En fait à la suite de cet incident, il n’y a eu qu’une seule personne à avoir eu un comportement digne, c’est Mr. Dennis O’Brienn. Sa réaction a été la suivante : « Je n’investirais pas un sou en Républicaine Dominicaine ». Face aux évènements qui se succèdent en République Dominicaine, il n’y a qu’une seule attitude à adopter : prendre de la distance. C’est une question de dignité. Sinon le prix sera probablement lourd à payer. Une question mérite d’être posée : « En raison de tout ce que les dominicains ont à perdre en raidissant leurs positions vis-à -vis d’Haïti, ils doivent bien avoir quelque chose à gagner pour prendre un tel risque capable d’avoir de fortes incidences sur tous les secteurs de leur économie.

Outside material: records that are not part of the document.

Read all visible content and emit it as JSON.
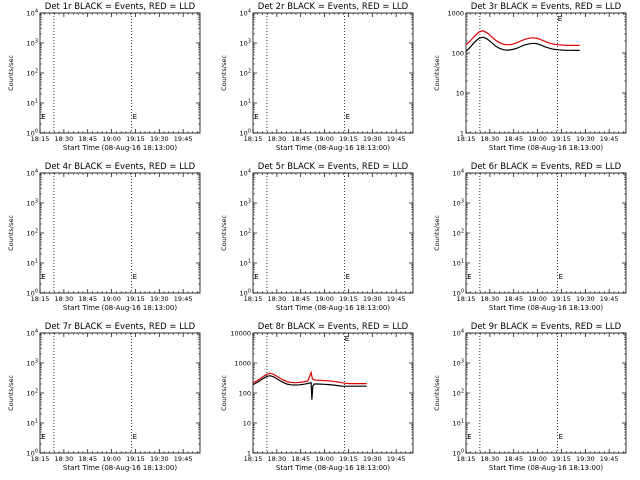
{
  "chart_data": [
    {
      "id": "det1r",
      "type": "line",
      "title": "Det 1r BLACK = Events, RED = LLD",
      "xlabel": "Start Time (08-Aug-16 18:13:00)",
      "ylabel": "Counts/sec",
      "yscale": "log",
      "ylim_exp": [
        0,
        4
      ],
      "ytick_exp": [
        0,
        1,
        2,
        3,
        4
      ],
      "xtick_labels": [
        "18:15",
        "18:30",
        "18:45",
        "19:00",
        "19:15",
        "19:30",
        "19:45"
      ],
      "xlim_minutes": [
        15,
        53
      ],
      "vlines_minutes": [
        18.3,
        36.7
      ],
      "series": [],
      "markers": [
        {
          "label": "E",
          "x_min": 15.3
        },
        {
          "label": "E",
          "x_min": 37.0
        }
      ]
    },
    {
      "id": "det2r",
      "type": "line",
      "title": "Det 2r BLACK = Events, RED = LLD",
      "xlabel": "Start Time (08-Aug-16 18:13:00)",
      "ylabel": "Counts/sec",
      "yscale": "log",
      "ylim_exp": [
        0,
        4
      ],
      "ytick_exp": [
        0,
        1,
        2,
        3,
        4
      ],
      "xtick_labels": [
        "18:15",
        "18:30",
        "18:45",
        "19:00",
        "19:15",
        "19:30",
        "19:45"
      ],
      "xlim_minutes": [
        15,
        53
      ],
      "vlines_minutes": [
        18.3,
        36.7
      ],
      "series": [],
      "markers": [
        {
          "label": "E",
          "x_min": 15.3
        },
        {
          "label": "E",
          "x_min": 37.0
        }
      ]
    },
    {
      "id": "det3r",
      "type": "line",
      "title": "Det 3r BLACK = Events, RED = LLD",
      "xlabel": "Start Time (08-Aug-16 18:13:00)",
      "ylabel": "Counts/sec",
      "yscale": "log",
      "ylim": [
        1,
        1000
      ],
      "yticks": [
        1,
        10,
        100,
        1000
      ],
      "ytick_labels": [
        "1",
        "10",
        "100",
        "1000"
      ],
      "xtick_labels": [
        "18:15",
        "18:30",
        "18:45",
        "19:00",
        "19:15",
        "19:30",
        "19:45"
      ],
      "xlim_minutes": [
        15,
        53
      ],
      "vlines_minutes": [
        18.3,
        36.7
      ],
      "series": [
        {
          "color": "#e00000",
          "x": [
            15,
            16,
            17,
            18,
            19,
            20,
            21,
            22,
            23,
            24,
            25,
            26,
            27,
            28,
            29,
            30,
            31,
            32,
            33,
            34,
            35,
            36,
            37,
            38,
            39,
            40,
            41,
            42
          ],
          "values": [
            160,
            200,
            260,
            330,
            360,
            320,
            260,
            210,
            180,
            165,
            160,
            165,
            180,
            200,
            220,
            235,
            240,
            230,
            210,
            190,
            175,
            165,
            160,
            158,
            156,
            155,
            155,
            155
          ]
        },
        {
          "color": "#000000",
          "x": [
            15,
            16,
            17,
            18,
            19,
            20,
            21,
            22,
            23,
            24,
            25,
            26,
            27,
            28,
            29,
            30,
            31,
            32,
            33,
            34,
            35,
            36,
            37,
            38,
            39,
            40,
            41,
            42
          ],
          "values": [
            110,
            140,
            185,
            230,
            250,
            225,
            185,
            150,
            130,
            120,
            118,
            122,
            130,
            145,
            160,
            170,
            175,
            170,
            155,
            140,
            130,
            123,
            120,
            118,
            117,
            117,
            116,
            116
          ]
        }
      ],
      "markers": [
        {
          "label": "E",
          "x_min": 36.8
        }
      ]
    },
    {
      "id": "det4r",
      "type": "line",
      "title": "Det 4r BLACK = Events, RED = LLD",
      "xlabel": "Start Time (08-Aug-16 18:13:00)",
      "ylabel": "Counts/sec",
      "yscale": "log",
      "ylim_exp": [
        0,
        4
      ],
      "ytick_exp": [
        0,
        1,
        2,
        3,
        4
      ],
      "xtick_labels": [
        "18:15",
        "18:30",
        "18:45",
        "19:00",
        "19:15",
        "19:30",
        "19:45"
      ],
      "xlim_minutes": [
        15,
        53
      ],
      "vlines_minutes": [
        18.3,
        36.7
      ],
      "series": [],
      "markers": [
        {
          "label": "E",
          "x_min": 15.3
        },
        {
          "label": "E",
          "x_min": 37.0
        }
      ]
    },
    {
      "id": "det5r",
      "type": "line",
      "title": "Det 5r BLACK = Events, RED = LLD",
      "xlabel": "Start Time (08-Aug-16 18:13:00)",
      "ylabel": "Counts/sec",
      "yscale": "log",
      "ylim_exp": [
        0,
        4
      ],
      "ytick_exp": [
        0,
        1,
        2,
        3,
        4
      ],
      "xtick_labels": [
        "18:15",
        "18:30",
        "18:45",
        "19:00",
        "19:15",
        "19:30",
        "19:45"
      ],
      "xlim_minutes": [
        15,
        53
      ],
      "vlines_minutes": [
        18.3,
        36.7
      ],
      "series": [],
      "markers": [
        {
          "label": "E",
          "x_min": 15.3
        },
        {
          "label": "E",
          "x_min": 37.0
        }
      ]
    },
    {
      "id": "det6r",
      "type": "line",
      "title": "Det 6r BLACK = Events, RED = LLD",
      "xlabel": "Start Time (08-Aug-16 18:13:00)",
      "ylabel": "Counts/sec",
      "yscale": "log",
      "ylim_exp": [
        0,
        4
      ],
      "ytick_exp": [
        0,
        1,
        2,
        3,
        4
      ],
      "xtick_labels": [
        "18:15",
        "18:30",
        "18:45",
        "19:00",
        "19:15",
        "19:30",
        "19:45"
      ],
      "xlim_minutes": [
        15,
        53
      ],
      "vlines_minutes": [
        18.3,
        36.7
      ],
      "series": [],
      "markers": [
        {
          "label": "E",
          "x_min": 15.3
        },
        {
          "label": "E",
          "x_min": 37.0
        }
      ]
    },
    {
      "id": "det7r",
      "type": "line",
      "title": "Det 7r BLACK = Events, RED = LLD",
      "xlabel": "Start Time (08-Aug-16 18:13:00)",
      "ylabel": "Counts/sec",
      "yscale": "log",
      "ylim_exp": [
        0,
        4
      ],
      "ytick_exp": [
        0,
        1,
        2,
        3,
        4
      ],
      "xtick_labels": [
        "18:15",
        "18:30",
        "18:45",
        "19:00",
        "19:15",
        "19:30",
        "19:45"
      ],
      "xlim_minutes": [
        15,
        53
      ],
      "vlines_minutes": [
        18.3,
        36.7
      ],
      "series": [],
      "markers": [
        {
          "label": "E",
          "x_min": 15.3
        },
        {
          "label": "E",
          "x_min": 37.0
        }
      ]
    },
    {
      "id": "det8r",
      "type": "line",
      "title": "Det 8r BLACK = Events, RED = LLD",
      "xlabel": "Start Time (08-Aug-16 18:13:00)",
      "ylabel": "Counts/sec",
      "yscale": "log",
      "ylim": [
        1,
        10000
      ],
      "yticks": [
        1,
        10,
        100,
        1000,
        10000
      ],
      "ytick_labels": [
        "1",
        "10",
        "100",
        "1000",
        "10000"
      ],
      "xtick_labels": [
        "18:15",
        "18:30",
        "18:45",
        "19:00",
        "19:15",
        "19:30",
        "19:45"
      ],
      "xlim_minutes": [
        15,
        53
      ],
      "vlines_minutes": [
        18.3,
        36.7
      ],
      "series": [
        {
          "color": "#e00000",
          "x": [
            15,
            16,
            17,
            18,
            19,
            20,
            21,
            22,
            23,
            24,
            25,
            26,
            27,
            28,
            28.8,
            29.1,
            29.5,
            30,
            31,
            32,
            33,
            34,
            35,
            36,
            37,
            38,
            39,
            40,
            41,
            42
          ],
          "values": [
            220,
            260,
            320,
            400,
            460,
            410,
            340,
            280,
            240,
            225,
            220,
            225,
            235,
            250,
            480,
            300,
            275,
            270,
            265,
            260,
            255,
            245,
            235,
            220,
            210,
            205,
            205,
            205,
            205,
            205
          ]
        },
        {
          "color": "#000000",
          "x": [
            15,
            16,
            17,
            18,
            19,
            20,
            21,
            22,
            23,
            24,
            25,
            26,
            27,
            28,
            28.8,
            29.0,
            29.2,
            29.5,
            30,
            31,
            32,
            33,
            34,
            35,
            36,
            37,
            38,
            39,
            40,
            41,
            42
          ],
          "values": [
            190,
            225,
            280,
            340,
            380,
            340,
            280,
            230,
            200,
            188,
            185,
            188,
            195,
            205,
            220,
            60,
            170,
            200,
            200,
            198,
            195,
            190,
            185,
            178,
            170,
            168,
            168,
            168,
            168,
            168,
            168
          ]
        }
      ],
      "markers": [
        {
          "label": "E",
          "x_min": 36.8
        }
      ]
    },
    {
      "id": "det9r",
      "type": "line",
      "title": "Det 9r BLACK = Events, RED = LLD",
      "xlabel": "Start Time (08-Aug-16 18:13:00)",
      "ylabel": "Counts/sec",
      "yscale": "log",
      "ylim_exp": [
        0,
        4
      ],
      "ytick_exp": [
        0,
        1,
        2,
        3,
        4
      ],
      "xtick_labels": [
        "18:15",
        "18:30",
        "18:45",
        "19:00",
        "19:15",
        "19:30",
        "19:45"
      ],
      "xlim_minutes": [
        15,
        53
      ],
      "vlines_minutes": [
        18.3,
        36.7
      ],
      "series": [],
      "markers": [
        {
          "label": "E",
          "x_min": 15.3
        },
        {
          "label": "E",
          "x_min": 37.0
        }
      ]
    }
  ]
}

Il ne faut pas croire que les évènements qui se produisent en République Dominicaine sont le fruit du hasard. Lorsque l’on tue quelqu’un, on ne l’affiche sur la place publique. Si on le fait, c’est parce que l’on a un message à envoyer. Et surtout il faut faire attention aux provocations. Déjà depuis plusieurs semaines circule une information sur le Net que l’armée dominicaine s’entraine pour éventuellement intervenir en Haïti, en vue de rapatrier ces ressortissants. Et pour cela, elle a besoin d’un prétexte. Au moment où j’écris ces lignes, j’ai appris que l’enceinte du consulat dominicain avait été violé et leur drapeau déchiré. Voilà un excellent prétexte pour une escalade. La crise haïtiano-dominicaine vient de passer à un autre niveau et un tournant pourrait être pris. Quel que soit la manière dont cet évènement s’est passé, il faut déplorer une telle attitude et espérer que cela ne se renouvelle plus. Il n’y a pas de grandeur à s’abaisser à fouler l’honneur et la dignité d’un peuple.
Très souvent, on me demande comment est-ce vous pensez que cette situation va se terminer et il me semble qu’il est impossible de répondre à cette question. Par contre il est évident que nous pouvons dès à présent dire ce que nous ne devons pas faire : répondre à la barbarie par la barbarie. Montrer qui du colon espagnol génocidaire et esclavagiste ou de l’esclave africain libérateur des Amériques, du bourreau ou de la victime, de l’oppresseur ou de l’opprimé était le vrai civilisé. C’est peut-être là le vrai enjeu de ce « choc des civilisations ».
Entretemps il est nécessaire pour les haïtiens de comprendre que la solution de leurs problèmes de quelle que nature que ce soit passe par la construction d’un pays viable et qu’ils doivent se voir comme acteur du devenir de leur Cité, de leur pays. Et que tous doivent œuvrer à cette construction. Si la crise haïtiano-dominicaine aura contribué à faire naitre ce nouvel état d’esprit, il n’aura pas eu que des effets négatifs. C’est aussi l’opportunité d’une profonde remise en question de la nature de l’État haïtien plus occupé à satisfaire les intérêts des classes dirigeantes et dominantes que celles de l’ensemble de la Collectivité, d’un État trop extraverti pour véritablement défendre les intérêts du peuple haïtien.
Dimitri Norris, citoyen haïtien.
P.S. : Une contrariété de dernière minute nous a empêchés de participer à la marche.